A team of researchers from the U.S. Department of Energy's (DOE) Argonne National Laboratory has developed a new machine-learning algorithm that can rapidly and accurately determine the geometry of gaps in porous materials. The algorithm, called PGNet (Pore Geometry Network), could be used to better understand the structure of liquids and how they flow through porous media, which has applications in a wide range of fields, such as energy, environmental science, and pharmaceutical manufacturing.

"Gap geometry is a fundamental property of porous materials that governs their ability to store and transport fluids," said Argonne scientist Dongxiao Zhang, a co-author of the study. "However, accurately determining gap geometry from experimental data or simulations is a challenging task, especially for complex porous materials."

The researchers developed the PGNet algorithm using a machine-learning technique called convolutional neural networks (CNNs). CNNs are a type of deep learning algorithm that is well-suited for image analysis and recognition tasks. The researchers trained the PGNet algorithm on a large dataset of images of simulated porous materials, and they showed that it could accurately determine the gap geometry of these materials.
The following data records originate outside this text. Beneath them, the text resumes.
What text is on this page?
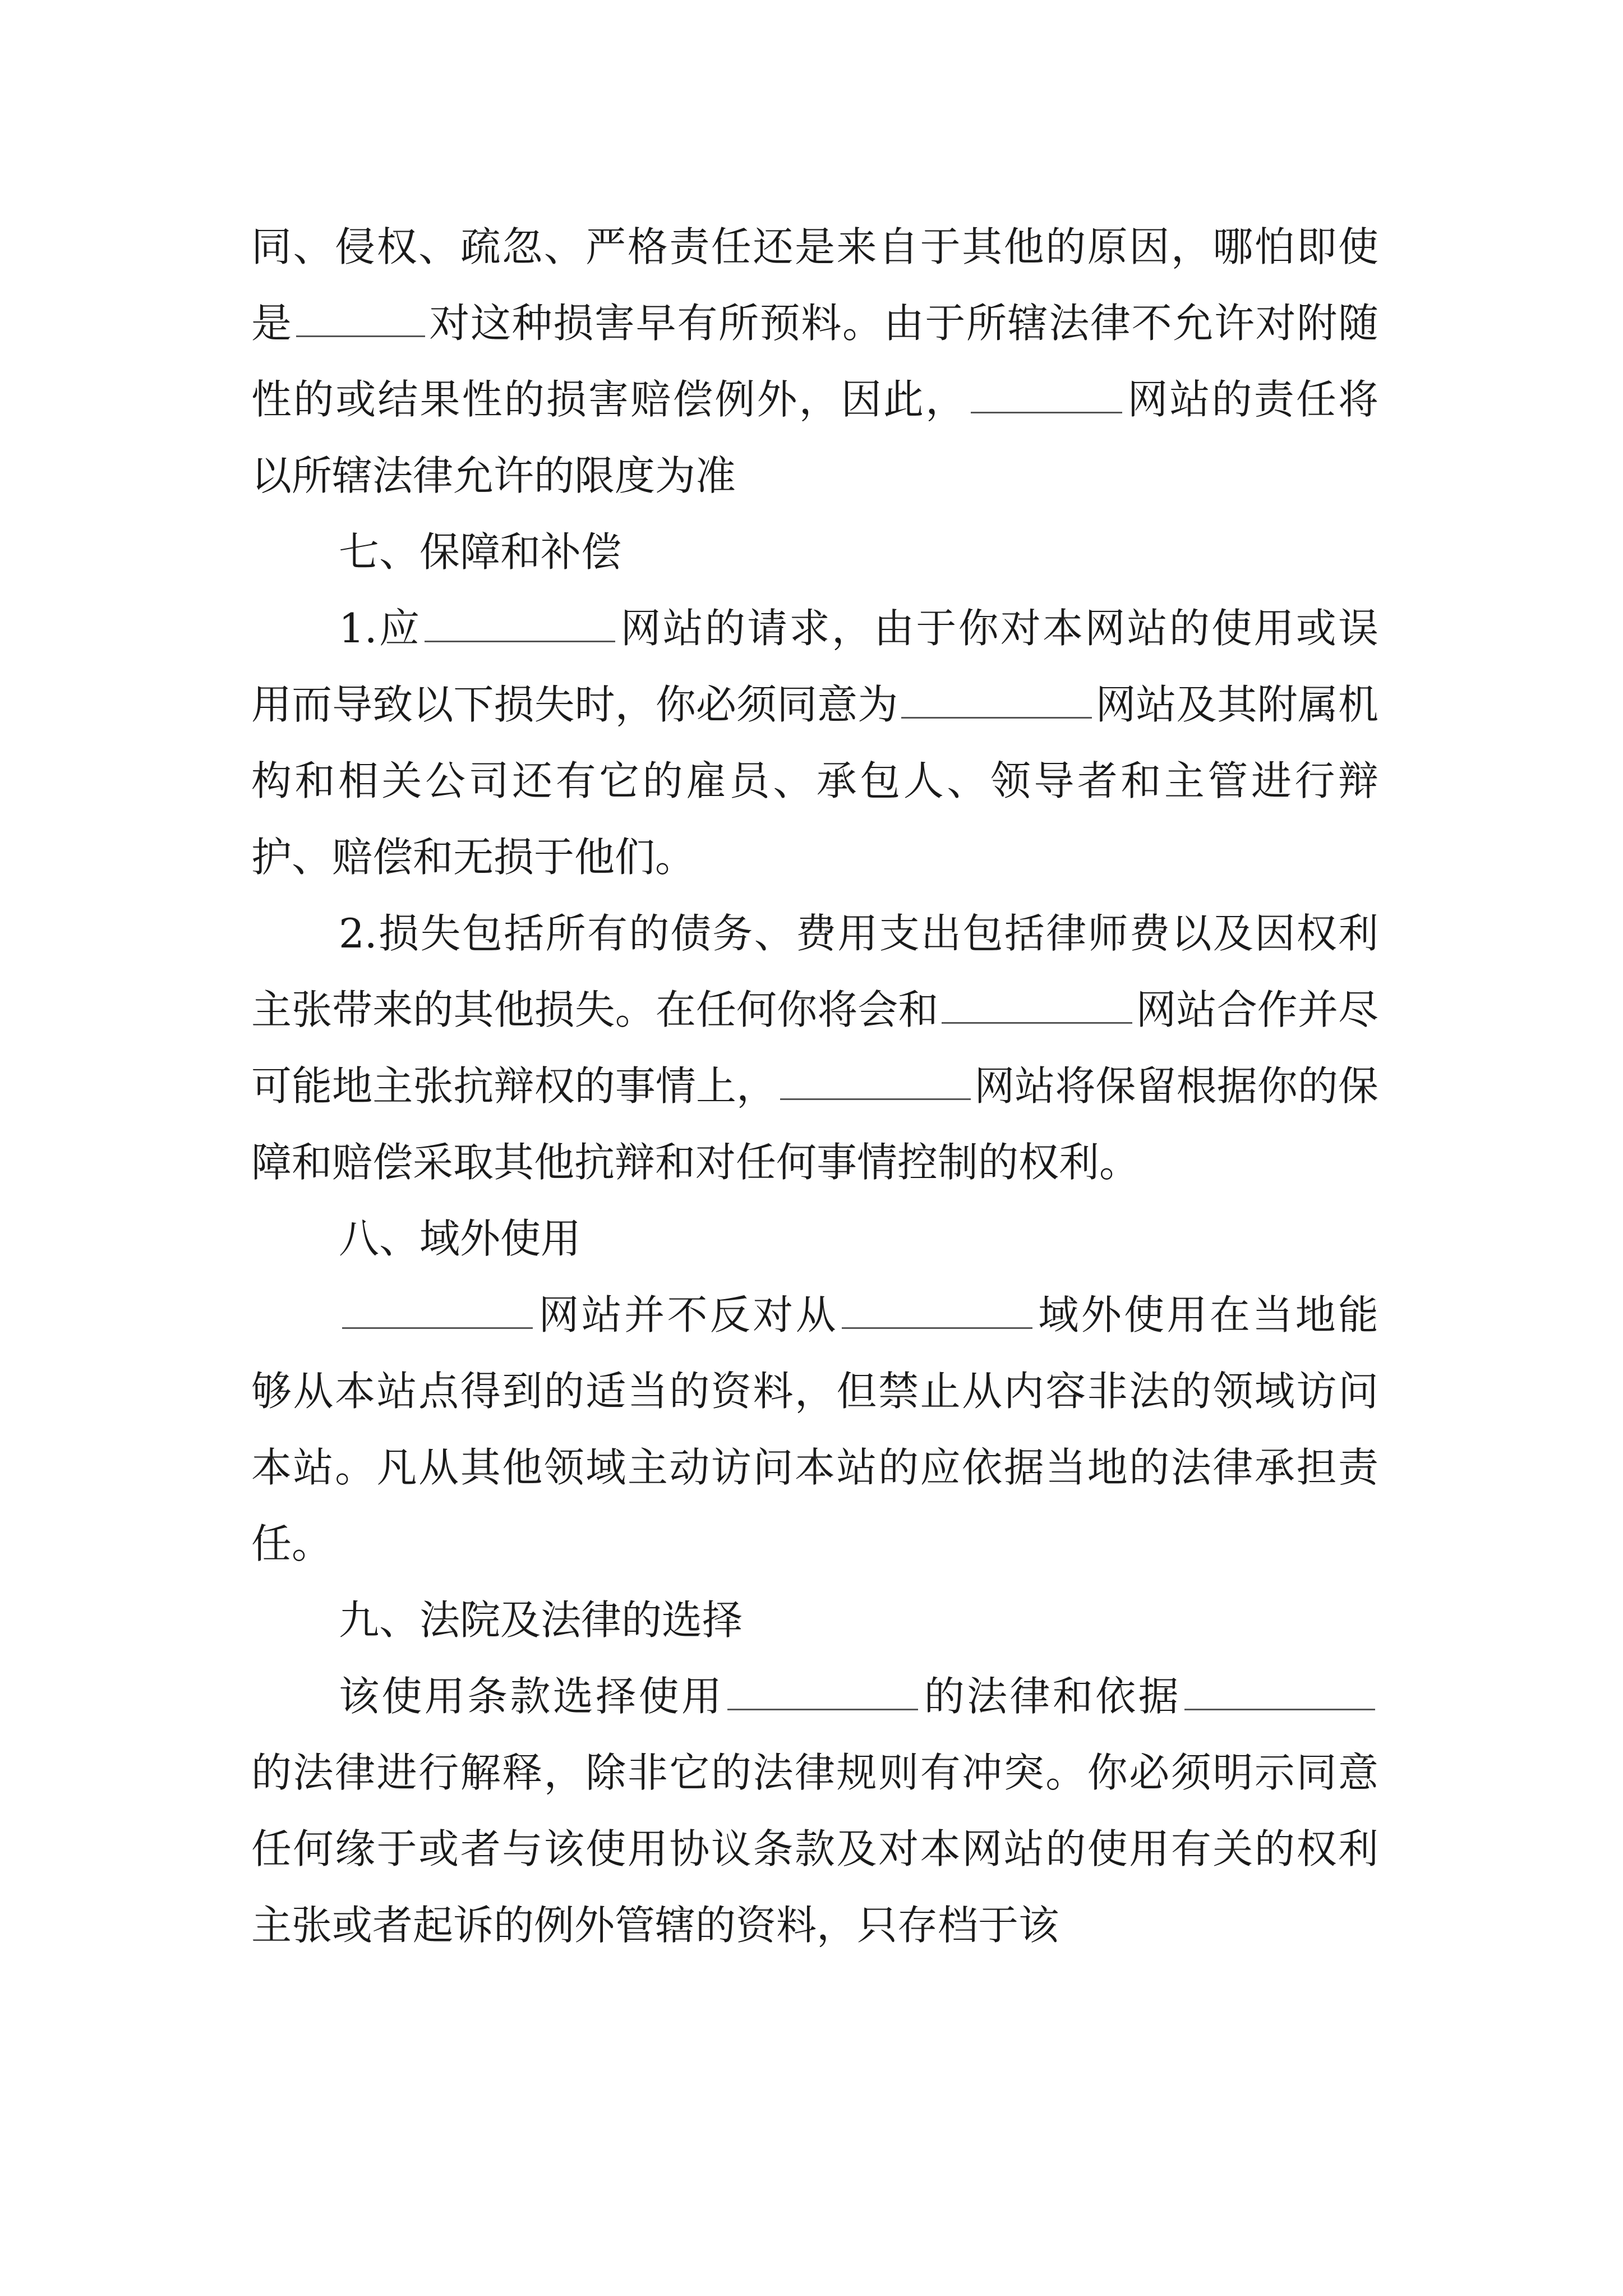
同、侵权、疏忽、严格责任还是来自于其他的原因，哪怕即使是	对这种损害早有所预料。由于所辖法律不允许对附随性的或结果性的损害赔偿例外，因此，	网站的责任将以所辖法律允许的限度为准

七、保障和补偿

1.应	网站的请求，由于你对本网站的使用或误用而导致以下损失时，你必须同意为	网站及其附属机构和相关公司还有它的雇员、承包人、领导者和主管进行辩护、赔偿和无损于他们。

2.损失包括所有的债务、费用支出包括律师费以及因权利主张带来的其他损失。在任何你将会和	网站合作并尽可能地主张抗辩权的事情上，	网站将保留根据你的保障和赔偿采取其他抗辩和对任何事情控制的权利。

八、域外使用

网站并不反对从	域外使用在当地能够从本站点得到的适当的资料，但禁止从内容非法的领域访问本站。凡从其他领域主动访问本站的应依据当地的法律承担责任。

九、法院及法律的选择

该使用条款选择使用	的法律和依据的法律进行解释，除非它的法律规则有冲突。你必须明示同意任何缘于或者与该使用协议条款及对本网站的使用有关的权利主张或者起诉的例外管辖的资料，只存档于该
The researchers then used the PGNet algorithm to study the structure of liquids in porous materials. They found that the gap geometry of porous materials has a significant impact on the structure of liquids confined within the pores.

This work was funded by the DOE's Office of Basic Energy Sciences. The research team included Dongxiao Zhang, Yuan Cheng, and Yongqiang Cheng of Argonne National Laboratory; and Jialin Li and Ruiqiang Li of the University of Nebraska at Omaha.

The study is published in the journal Nature Communications.